Diperkosa Bergilir 15 Orang, Uang Damai Rp2 Juta

Bandarlampung, Sayangi.com – Setelah diperkosa 15 pria secara bersama-sama, seorang gadis yang berusia 14 tahun di Desa Bau, Kelurahan Gunungsari, Kecamatan Sekampung Udik, Lampung Timur, sulit diajak bicara. Namun setelah dibujuk oleh Nasrul dan beberapa warga di Desa Bau, akhirnya gadis ini mau juga bicara.

Berdasarkan keterangan korban, kata Nasrul, gadis ini diperkosa beramai-ramai di dua tempat berbeda di hari yang berbeda, dan hanya berselang beberapa hari.

Nasrul menuturkan, kejadian pertama, korban diajak oleh teman lelakinya di satu rumah di Desa PP Brawijaya, Lampung Timur. Ternyata di dalam rumah itu sudah ada pemuda sekitar 15 orang untuk menggilirnya.

Ketika itu, korban diberi minuman hingga mabuk dan diancam akan dibunuh jika tidak melayani mereka.

Karena korban diam saja dan tak ada perlawanan apa pun, lalu korban dipanggil lagi ke tempat berbeda, ke sebuah lapangan di Desa Purwosari, Lampung Timur. DI tempat ini dia dierkosa lagi

Atas permasalahan itu, tambah Nasrul, ia dan beberapa warga lain bersepakat menyampaikan perkara pelecehan seksual terhadap anak ini ke Lembaga Bantuan Hukum (LBH) Lampung Timur.

Sebelum tiba di LBH, Nasrul ditelepon oleh salah seorang anggoota dewan dari PDI-P untuk menemuinya yang juga menyatakan bisa membantu penyelesaian persoalan ini.

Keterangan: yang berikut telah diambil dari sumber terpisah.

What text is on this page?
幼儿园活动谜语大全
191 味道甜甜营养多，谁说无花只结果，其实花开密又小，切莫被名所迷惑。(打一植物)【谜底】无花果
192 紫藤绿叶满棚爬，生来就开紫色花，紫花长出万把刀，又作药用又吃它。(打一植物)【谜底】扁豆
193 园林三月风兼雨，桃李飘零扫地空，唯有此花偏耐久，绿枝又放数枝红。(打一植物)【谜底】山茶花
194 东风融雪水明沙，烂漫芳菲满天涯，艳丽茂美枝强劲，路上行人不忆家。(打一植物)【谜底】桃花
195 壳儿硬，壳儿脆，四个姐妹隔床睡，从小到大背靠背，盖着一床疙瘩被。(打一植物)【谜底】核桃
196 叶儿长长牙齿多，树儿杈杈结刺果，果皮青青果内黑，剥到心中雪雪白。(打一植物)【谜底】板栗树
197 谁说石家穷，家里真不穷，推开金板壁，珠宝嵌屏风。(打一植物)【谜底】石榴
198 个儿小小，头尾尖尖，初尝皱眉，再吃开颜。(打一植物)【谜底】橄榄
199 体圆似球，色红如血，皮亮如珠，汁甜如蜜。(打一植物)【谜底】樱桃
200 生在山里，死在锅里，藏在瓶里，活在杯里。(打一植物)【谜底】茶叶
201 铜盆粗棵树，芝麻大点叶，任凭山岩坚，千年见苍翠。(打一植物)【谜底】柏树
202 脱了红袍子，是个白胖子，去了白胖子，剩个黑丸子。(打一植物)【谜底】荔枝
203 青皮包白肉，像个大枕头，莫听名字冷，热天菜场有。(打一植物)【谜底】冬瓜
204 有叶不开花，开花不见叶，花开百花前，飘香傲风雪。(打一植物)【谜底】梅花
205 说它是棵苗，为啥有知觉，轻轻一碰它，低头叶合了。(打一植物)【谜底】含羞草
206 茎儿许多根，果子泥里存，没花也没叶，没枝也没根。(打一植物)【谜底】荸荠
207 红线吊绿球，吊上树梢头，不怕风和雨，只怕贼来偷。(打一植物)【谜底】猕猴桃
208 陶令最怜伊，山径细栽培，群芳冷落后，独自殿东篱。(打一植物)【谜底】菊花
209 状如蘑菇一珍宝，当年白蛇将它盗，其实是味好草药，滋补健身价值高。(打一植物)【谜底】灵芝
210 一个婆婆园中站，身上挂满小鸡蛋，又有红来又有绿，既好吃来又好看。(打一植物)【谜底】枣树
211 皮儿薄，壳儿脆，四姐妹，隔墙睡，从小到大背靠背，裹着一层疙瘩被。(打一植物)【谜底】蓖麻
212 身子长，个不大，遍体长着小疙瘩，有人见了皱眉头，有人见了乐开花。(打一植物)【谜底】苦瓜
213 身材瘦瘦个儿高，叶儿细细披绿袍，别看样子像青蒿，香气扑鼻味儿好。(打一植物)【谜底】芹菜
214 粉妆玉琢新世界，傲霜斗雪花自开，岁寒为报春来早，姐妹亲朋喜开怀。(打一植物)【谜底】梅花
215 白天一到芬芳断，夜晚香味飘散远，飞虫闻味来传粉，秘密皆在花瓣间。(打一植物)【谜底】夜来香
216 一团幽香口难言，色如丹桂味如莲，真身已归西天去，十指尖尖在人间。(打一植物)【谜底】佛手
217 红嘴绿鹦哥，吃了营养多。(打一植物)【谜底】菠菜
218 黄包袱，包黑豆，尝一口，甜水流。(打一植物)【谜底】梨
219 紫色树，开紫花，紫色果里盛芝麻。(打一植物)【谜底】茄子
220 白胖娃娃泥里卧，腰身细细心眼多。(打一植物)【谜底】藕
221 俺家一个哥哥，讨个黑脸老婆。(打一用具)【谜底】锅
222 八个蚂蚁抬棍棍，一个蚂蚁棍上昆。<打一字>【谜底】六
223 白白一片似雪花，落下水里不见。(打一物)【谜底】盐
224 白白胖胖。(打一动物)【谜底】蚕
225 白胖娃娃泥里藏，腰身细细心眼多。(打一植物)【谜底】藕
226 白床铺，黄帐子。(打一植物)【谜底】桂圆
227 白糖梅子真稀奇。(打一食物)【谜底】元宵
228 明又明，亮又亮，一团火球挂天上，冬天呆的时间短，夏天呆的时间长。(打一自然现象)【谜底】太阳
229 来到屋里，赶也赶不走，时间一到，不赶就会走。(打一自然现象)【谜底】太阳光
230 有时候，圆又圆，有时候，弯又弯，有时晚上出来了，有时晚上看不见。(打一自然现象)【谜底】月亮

Ketika itu, korban tanpa didampingi keluarga inti lalu bertemu dengan sejumlah pelaku yang didampingi keluarganya dalam sebuah perundingan.

Uang damai Rp2 Juta
Dalam pertemuan itu terjadilah kesepakatan sepihak. Melalui anggota dewan tersebut, ternyata korban diberi uang senilai Rp 2 juta untuk biaya pengobatan, lalu korban dibawa ke Bandar Lampung.

Selang beberapa hari setelah itu, korban menelepon Kriting, warga yang rumahnya disinggahi korban ketika sakit parah. Korban mengaku dibawa ke Bandar Lampung oleh anggota dewan itu selama dua hari. Ia merasa tidak betah dan minta pulang.

Parahnya lagi, kata Nasrul berdasarkan pengakuan korban, selama di Bandar Lampung, korban tidak diobati. Bahkan, gadis kecil yang malang itu mengaku diajak memakai sabu oleh anggota dewan tersebut.